SCOTTISH workers will be required to fill the majority of new roles in the country’s digital technology sector as the UK becomes a country of “decreasing attractiveness” for international talent.

But fears are mounting as to whether sufficient Scots have the necessary skills to meet the demands of an industry in which 80 per cent of companies expect revenue to grow this year.

A new survey published today from the sector’s trade association ScotlandIS reveals that three-quarters of businesses expect to recruit the majority of new staff from within Scotland, rising from 60 per cent last year.

At the same time, the percentage of businesses forecasting that new talent will come from outside the UK has dropped to just nine per cent, from 21 per cent.

ScotlandIS reported that 78 per cent of firms forecast that they will hire more staff in 2017, compared with 66 per cent in 2016.

Polly Purvis, chief executive of ScotlandIS said: “Our survey shows that more companies are looking to Scotland to recruit new employees. This is likely to be a sign of Brexit related concerns and the decreasing attractiveness of the UK for international talent.”

And the survey shows that Europe and North America are seen as more attractive export markets to Scottish digital companies than the rest of the UK.

When asked to highlight three geographical markets attractive for exports, Europe and North America were each cited by 52 per cent of respondents, while the rest of the UK lagged on 47 per cent.

In spite of the possible skills shortage, the research found the sector abound with optimism after two-thirds of firms saw growth last year.

The digital technology industry, which includes firms operating in the telecoms, software, information technology (IT) and digital media sectors, is estimated to employ 90,000 people in Scotland – adding £5 billion gross value added to the economy.

The research found 72 per cent of businesses plan to hire graduates this year, while 83 per cent are looking for experienced staff.
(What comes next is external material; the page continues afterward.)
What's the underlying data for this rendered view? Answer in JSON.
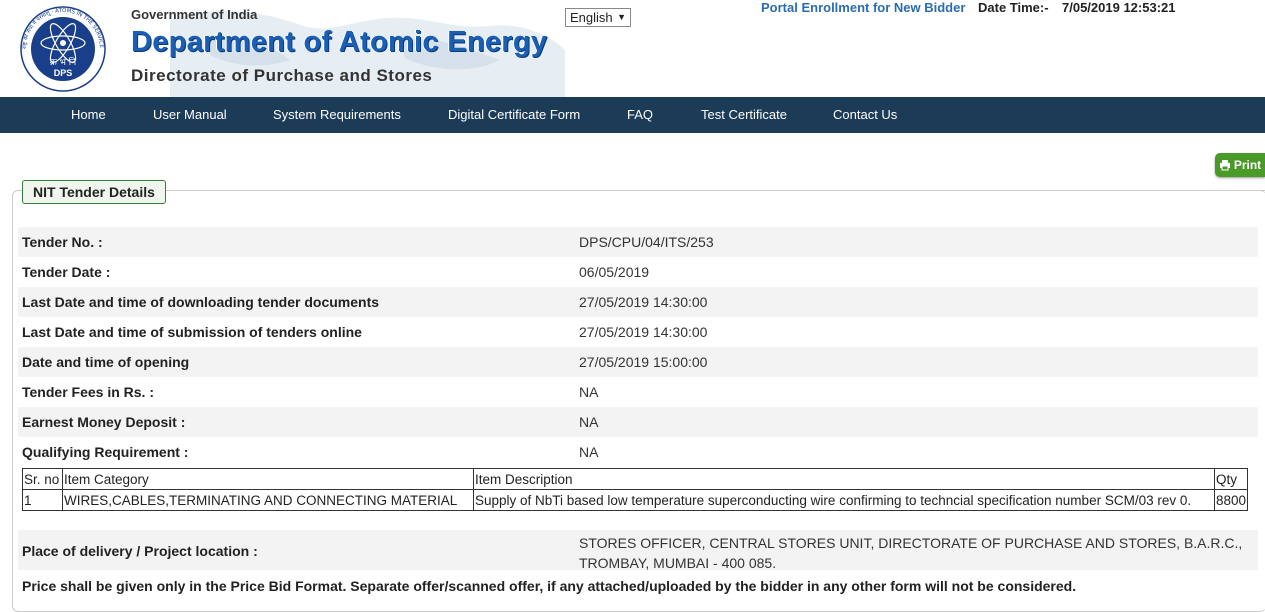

Further to this, 38 per cent reported they were likely to recruit modern apprentices – which is likely linked to the introduction of new digital apprenticeship frameworks.

This is the first time since 2013 that the demand for experienced staff outstrips graduates and Ms Purvis has called on the industry to further invest in skills to ensure the workers are available. ScotlandIS had previously reported that three-quarters of Scottish digital technology (IT) companies were concerned that Brexit would have a detrimental impact on their access to skilled staff.

Ms Purvis welcomed the Scottish Government’s commitment to develop a £36 million, three-year support fund to meet the upfront business costs of digital skills training.

And she highlighted CodeClan, a facility that enables people to retrain for a career in digital technology, and the Scottish Government’s digital framework as measures that were helping to meet the increasing demand, but she said more was required.

“Further industry investment in skills is now needed more than ever, particularly around work-based learning and up-skilling the existing workforce,” she said.

Gordon Brown, ScotlandIS board member and head of technology and digital at Nine Twenty Technology, which sponsored this year’s survey, added: “The reality is, if we don’t invest more heavily in our sector and in the early lives of future generations we will never be able to keep up with demand for skilled people.”

Seven in ten companies reported an increase in revenue in 2016, though at lower levels than in the previous year, but more businesses were ahead of budget (30 per cent) than below (24 per cent). This year, 82 per cent of businesses expect sales to increase and 78 per cent said they have a very optimistic or optimistic view for the year ahead.

Ms Purvis added: “The results... show the confidence and resilience of the digital technologies industry which is continuing to grow and maintain its optimistic outlook despite uncertainties in the political environment.”